It was 2:45 in the morning when Ken Tsang was handcuffed and carried away from the crowd. Seven officers took him to the north side of a utility building — the Lung Wui Road Government Building Pump Station East Substation — where no protesters could see. What they didn't know was that a TVB news crew, filming from a distance, had the angle. The footage they captured showed Tsang, his hands bound behind his back with a zip tie, being kicked, stamped on, and beaten for the first thirty seconds of what the judge would later call a vicious assault. It broadcast to Hong Kong that night. The city watched.
The 2014 Hong Kong protests had been building since August, when Beijing's Standing Committee on the National People's Congress issued a ruling that effectively allowed the central government to pre-screen candidates for Hong Kong's Chief Executive election.

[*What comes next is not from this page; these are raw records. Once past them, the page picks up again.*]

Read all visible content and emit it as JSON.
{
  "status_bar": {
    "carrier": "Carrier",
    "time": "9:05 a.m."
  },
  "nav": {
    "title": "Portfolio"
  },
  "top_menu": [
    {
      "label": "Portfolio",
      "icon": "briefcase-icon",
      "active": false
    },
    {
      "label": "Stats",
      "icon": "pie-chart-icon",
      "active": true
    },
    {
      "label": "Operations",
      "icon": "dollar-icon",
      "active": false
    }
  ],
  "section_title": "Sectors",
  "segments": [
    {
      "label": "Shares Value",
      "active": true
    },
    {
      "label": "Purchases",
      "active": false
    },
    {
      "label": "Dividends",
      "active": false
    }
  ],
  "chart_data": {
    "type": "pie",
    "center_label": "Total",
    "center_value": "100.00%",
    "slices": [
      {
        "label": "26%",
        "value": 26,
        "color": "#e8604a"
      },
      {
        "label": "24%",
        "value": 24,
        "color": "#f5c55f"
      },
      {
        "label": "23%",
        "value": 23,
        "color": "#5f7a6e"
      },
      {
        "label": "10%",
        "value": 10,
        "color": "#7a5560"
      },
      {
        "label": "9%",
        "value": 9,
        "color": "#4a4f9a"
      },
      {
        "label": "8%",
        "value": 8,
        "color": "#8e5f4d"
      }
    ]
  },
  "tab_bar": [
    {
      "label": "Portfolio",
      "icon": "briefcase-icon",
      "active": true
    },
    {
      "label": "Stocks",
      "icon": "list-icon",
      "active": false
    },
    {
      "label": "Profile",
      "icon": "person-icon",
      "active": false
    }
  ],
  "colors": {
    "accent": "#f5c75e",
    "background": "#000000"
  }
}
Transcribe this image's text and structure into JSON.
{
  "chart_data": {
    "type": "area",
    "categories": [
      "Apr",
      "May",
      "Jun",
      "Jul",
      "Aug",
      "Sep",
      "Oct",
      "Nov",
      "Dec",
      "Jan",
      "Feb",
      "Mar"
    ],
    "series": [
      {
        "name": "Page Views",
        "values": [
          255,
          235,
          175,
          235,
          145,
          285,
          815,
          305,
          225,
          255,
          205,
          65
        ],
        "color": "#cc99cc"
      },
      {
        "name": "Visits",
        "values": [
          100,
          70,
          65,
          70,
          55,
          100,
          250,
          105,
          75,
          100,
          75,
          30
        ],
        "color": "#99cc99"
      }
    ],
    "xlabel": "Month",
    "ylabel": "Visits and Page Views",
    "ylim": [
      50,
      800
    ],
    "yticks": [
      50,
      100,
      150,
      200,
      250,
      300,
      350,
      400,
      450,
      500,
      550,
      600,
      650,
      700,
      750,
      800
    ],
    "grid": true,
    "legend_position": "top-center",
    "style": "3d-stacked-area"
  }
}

Crowds occupied major roads in Admiralty, Wan Chai, Mong Kok, and Causeway Bay — the movement became known internationally as the Umbrella Revolution. By October, police were conducting clearance operations to reclaim the streets.
Ken Tsang Kin-chiu was a registered social worker and Civic Party member, born 12 July 1975, who had been travelling in South America when the protests began. He flew back to join them. On the night of 14–15 October, he was at the Admiralty site — the epicenter of the occupation — when Operation Solarpeak moved through the underpass where Lung Wo Road passes below Tamar Park.
Tsang was spotted in a raised planter pouring liquid onto officers below. Police descended on him. He struggled during the arrest and was pepper-sprayed before being handcuffed with a zip tie at his back. From that point, he was defenceless.
Six named officers — Wong Cho-shing, Lau Cheuk-ngai, Pak Wing-bun, Lau Hing-pui, Chan Siu-tan, and Kwan Ka-ho — along with a seventh, Wong Wai-ho, carried him to the blind side of the pump station building. The TVB crew filmed what followed from a distance. The broadcaster initially drew criticism for self-censorship in how it presented the footage, and several TVB journalists later resigned over coverage decisions. Despite this, the images of Tsang being beaten while restrained circulated widely.
A year passed before anyone was charged. On 15 October 2015 — exactly one year after the beating — Tsang himself was notified he would be arrested, on charges of assaulting police and obstructing officers. In May 2016, he was found guilty and sentenced to five weeks in jail. Principal Magistrate Peter Law noted that Tsang had not intended to cause serious harm, but the convictions stood.
The seven officers were not charged until that same year. Their trial at the District Court ran into late 2016 and early 2017. The defence argued, among other things, that the officers may have beaten a different protester — not Tsang. On 14 February 2017, all seven were convicted of assault occasioning actual bodily harm. The charge of grievous bodily harm with intent — the more serious original count — was not sustained; the court determined that Tsang's injuries, though real, fell short of that threshold.
On 17 February 2017, Judge David Dufton sentenced all seven officers to two years' imprisonment. He rejected their plea for suspended sentences, describing the assault as vicious and noting Tsang's complete defencelessness. He reduced the original two-and-a-half-year term by six months, citing the high-stress environment of the protests, the officers' previously clean records, and the fact that dismissal from the force meant likely loss of their pensions.
The reaction split Hong Kong publicly. The Junior Police Officers' Association, representing more than 20,000 officers, called the judgment unacceptable. A union rally on 22 February 2017 drew thousands. Several pro-Beijing politicians attended and defended the officers as having been provoked. Reporters were barred from the event. Online, attacks on Judge Dufton — a British national — escalated into threats; one social media post offered 10,000 yuan to anyone who assaulted him. The German and Israeli consulates both issued statements after some commentators made inappropriate comparisons between the convicted officers and Holocaust victims.
The case continued through the courts for years. In July 2019, the Court of Appeal overturned two of the seven convictions and reduced the remaining five sentences by six to nine months. The five remaining convicted officers then sought to appeal to Hong Kong's Court of Final Appeal. That request was denied on 7 April 2020.
The beating of Ken Tsang did not occur in isolation — other allegations of police misconduct surfaced during the 2014 protests — but it became the defining incident of the period because it was documented. The "dark corner" at Tamar Park, as it was called in the press, became a recurring reference point in Hong Kong's ongoing debates about accountability, judicial independence, and the rule of law. One hundred people gathered there on the first anniversary of the beating.
Tamar Park and the Admiralty district lie at approximately 22.28°N, 114.16°E on the northern shore of Hong Kong Island, along Victoria Harbour. Approaching from the west at 3,000–4,000 feet, the government complex and waterfront parkland are visible just east of the tall towers of Central. Hong Kong International Airport (VHHH) is roughly 30 km to the northwest on Lantau Island. The area sits directly beneath the final approach corridor for runway 07L/07R.